_mm128 xx which contains values (xx3, xx2, xx1, xx0)
and I would like to do xx0 + xx1 + xx2 + xx3
right now, I can use :
xx = _mm_hadd_ps(xx, _mm_set_zero); // to get (0, 0, xx3+ xx2, xx1+xx0)
xx= _mm_add_ss(xx, _mm_shuffle_ps(xx,xx, _MM_SHUFFLE( 0, 0, 0, 1 )) );
Another way :
xx= _mm_add_ps(xx, _mm_movehl_ps(xx, xx));
xx= _mm_add_ss(xx, _mm_shuffle_ps(xx, xx, 1));
_mm_store_ss( &temp, xx );
Is there a better way? This seems a very common operation. Any plan to make it native?

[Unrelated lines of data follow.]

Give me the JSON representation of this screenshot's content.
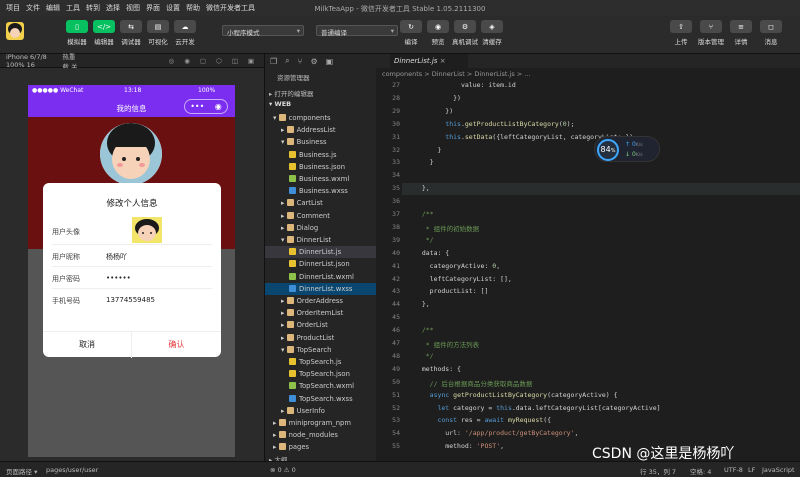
{
  "window_title": "MilkTeaApp - 微信开发者工具 Stable 1.05.2111300",
  "menu": [
    "项目",
    "文件",
    "编辑",
    "工具",
    "转到",
    "选择",
    "视图",
    "界面",
    "设置",
    "帮助",
    "微信开发者工具"
  ],
  "toolbar": {
    "left": [
      {
        "label": "模拟器",
        "icon": "phone-icon"
      },
      {
        "label": "编辑器",
        "icon": "code-icon"
      },
      {
        "label": "调试器",
        "icon": "debug-icon"
      },
      {
        "label": "可视化",
        "icon": "visual-icon"
      },
      {
        "label": "云开发",
        "icon": "cloud-icon"
      }
    ],
    "mode": "小程序模式",
    "compile": "普通编译",
    "mid": [
      {
        "label": "编译",
        "icon": "refresh-icon"
      },
      {
        "label": "预览",
        "icon": "eye-icon"
      },
      {
        "label": "真机调试",
        "icon": "gear-icon"
      },
      {
        "label": "清缓存",
        "icon": "layers-icon"
      }
    ],
    "right": [
      {
        "label": "上传",
        "icon": "upload-icon"
      },
      {
        "label": "版本管理",
        "icon": "branch-icon"
      },
      {
        "label": "详情",
        "icon": "list-icon"
      },
      {
        "label": "消息",
        "icon": "bell-icon"
      }
    ]
  },
  "simulator": {
    "device": "iPhone 6/7/8 100% 16",
    "hot_reload": "热重载 关",
    "status_left": "●●●●● WeChat",
    "status_time": "13:18",
    "status_right": "100%",
    "nav_title": "我的信息",
    "modal": {
      "title": "修改个人信息",
      "rows": [
        {
          "label": "用户头像",
          "value": ""
        },
        {
          "label": "用户昵称",
          "value": "杨杨吖"
        },
        {
          "label": "用户密码",
          "value": "••••••"
        },
        {
          "label": "手机号码",
          "value": "13774559485"
        }
      ],
      "cancel": "取消",
      "confirm": "确认"
    }
  },
  "explorer": {
    "title": "资源管理器",
    "open_editors": "打开的编辑器",
    "root": "WEB",
    "outline": "大纲",
    "tree": [
      {
        "name": "components",
        "depth": 1,
        "type": "folder-open"
      },
      {
        "name": "AddressList",
        "depth": 2,
        "type": "folder"
      },
      {
        "name": "Business",
        "depth": 2,
        "type": "folder-open"
      },
      {
        "name": "Business.js",
        "depth": 3,
        "type": "js"
      },
      {
        "name": "Business.json",
        "depth": 3,
        "type": "json"
      },
      {
        "name": "Business.wxml",
        "depth": 3,
        "type": "wxml"
      },
      {
        "name": "Business.wxss",
        "depth": 3,
        "type": "wxss"
      },
      {
        "name": "CartList",
        "depth": 2,
        "type": "folder"
      },
      {
        "name": "Comment",
        "depth": 2,
        "type": "folder"
      },
      {
        "name": "Dialog",
        "depth": 2,
        "type": "folder"
      },
      {
        "name": "DinnerList",
        "depth": 2,
        "type": "folder-open"
      },
      {
        "name": "DinnerList.js",
        "depth": 3,
        "type": "js",
        "state": "sel"
      },
      {
        "name": "DinnerList.json",
        "depth": 3,
        "type": "json"
      },
      {
        "name": "DinnerList.wxml",
        "depth": 3,
        "type": "wxml"
      },
      {
        "name": "DinnerList.wxss",
        "depth": 3,
        "type": "wxss",
        "state": "act"
      },
      {
        "name": "OrderAddress",
        "depth": 2,
        "type": "folder"
      },
      {
        "name": "OrderItemList",
        "depth": 2,
        "type": "folder"
      },
      {
        "name": "OrderList",
        "depth": 2,
        "type": "folder"
      },
      {
        "name": "ProductList",
        "depth": 2,
        "type": "folder"
      },
      {
        "name": "TopSearch",
        "depth": 2,
        "type": "folder-open"
      },
      {
        "name": "TopSearch.js",
        "depth": 3,
        "type": "js"
      },
      {
        "name": "TopSearch.json",
        "depth": 3,
        "type": "json"
      },
      {
        "name": "TopSearch.wxml",
        "depth": 3,
        "type": "wxml"
      },
      {
        "name": "TopSearch.wxss",
        "depth": 3,
        "type": "wxss"
      },
      {
        "name": "UserInfo",
        "depth": 2,
        "type": "folder"
      },
      {
        "name": "miniprogram_npm",
        "depth": 1,
        "type": "folder"
      },
      {
        "name": "node_modules",
        "depth": 1,
        "type": "folder"
      },
      {
        "name": "pages",
        "depth": 1,
        "type": "folder"
      }
    ]
  },
  "editor": {
    "tab": "DinnerList.js",
    "breadcrumb": "components > DinnerList > DinnerList.js > ...",
    "perf": {
      "score": "84",
      "unit": "%",
      "up": "0",
      "down": "0",
      "rate": "K/s"
    },
    "lines": [
      {
        "n": "27",
        "t": "            value: item.id"
      },
      {
        "n": "28",
        "t": "          })"
      },
      {
        "n": "29",
        "t": "        })"
      },
      {
        "n": "30",
        "t": "        this.getProductListByCategory(0);"
      },
      {
        "n": "31",
        "t": "        this.setData({leftCategoryList, categoryList: })"
      },
      {
        "n": "32",
        "t": "      }"
      },
      {
        "n": "33",
        "t": "    }"
      },
      {
        "n": "34",
        "t": ""
      },
      {
        "n": "35",
        "t": "  },"
      },
      {
        "n": "36",
        "t": ""
      },
      {
        "n": "37",
        "t": "  /**"
      },
      {
        "n": "38",
        "t": "   * 组件的初始数据"
      },
      {
        "n": "39",
        "t": "   */"
      },
      {
        "n": "40",
        "t": "  data: {"
      },
      {
        "n": "41",
        "t": "    categoryActive: 0,"
      },
      {
        "n": "42",
        "t": "    leftCategoryList: [],"
      },
      {
        "n": "43",
        "t": "    productList: []"
      },
      {
        "n": "44",
        "t": "  },"
      },
      {
        "n": "45",
        "t": ""
      },
      {
        "n": "46",
        "t": "  /**"
      },
      {
        "n": "47",
        "t": "   * 组件的方法列表"
      },
      {
        "n": "48",
        "t": "   */"
      },
      {
        "n": "49",
        "t": "  methods: {"
      },
      {
        "n": "50",
        "t": "    // 后台根据商品分类获取商品数据"
      },
      {
        "n": "51",
        "t": "    async getProductListByCategory(categoryActive) {"
      },
      {
        "n": "52",
        "t": "      let category = this.data.leftCategoryList[categoryActive]"
      },
      {
        "n": "53",
        "t": "      const res = await myRequest({"
      },
      {
        "n": "54",
        "t": "        url: '/app/product/getByCategory',"
      },
      {
        "n": "55",
        "t": "        method: 'POST',"
      }
    ]
  },
  "statusbar": {
    "left": "页面路径 ▾",
    "path": "pages/user/user",
    "problems": "⊗ 0 ⚠ 0",
    "pos": "行 35，列 7",
    "spaces": "空格: 4",
    "enc": "UTF-8",
    "eol": "LF",
    "lang": "JavaScript"
  },
  "watermark": "CSDN @这里是杨杨吖"
}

Also, how about sum up numbers in more than one registries?
the second requires 1 + 3 + 1 + 3 cycles (again without the store)
here's another one, if you have xx in memory:
[cpp]xx = (xx + xx) + (xx + xx)[/cpp]It requires 3 + 1 + 3 cycles (without the loads and stores). But in this case the loads are probably going to make a difference so that one of the above should be faster.
In general, horizontal operations are not what SIMD is for. That's why your last question is so important. When you have more numbers to sum up you can do as many vertical adds as you have registers. E.g. you have have four __m128 registers a, b, c, and d. Then first you do
[cpp]_mm_add_ps(_mm_add_ps(a, b), _mm_add_ps(c, d));[/cpp]and then one of your hadd implementations. This is now much faster than the scalar equivalent.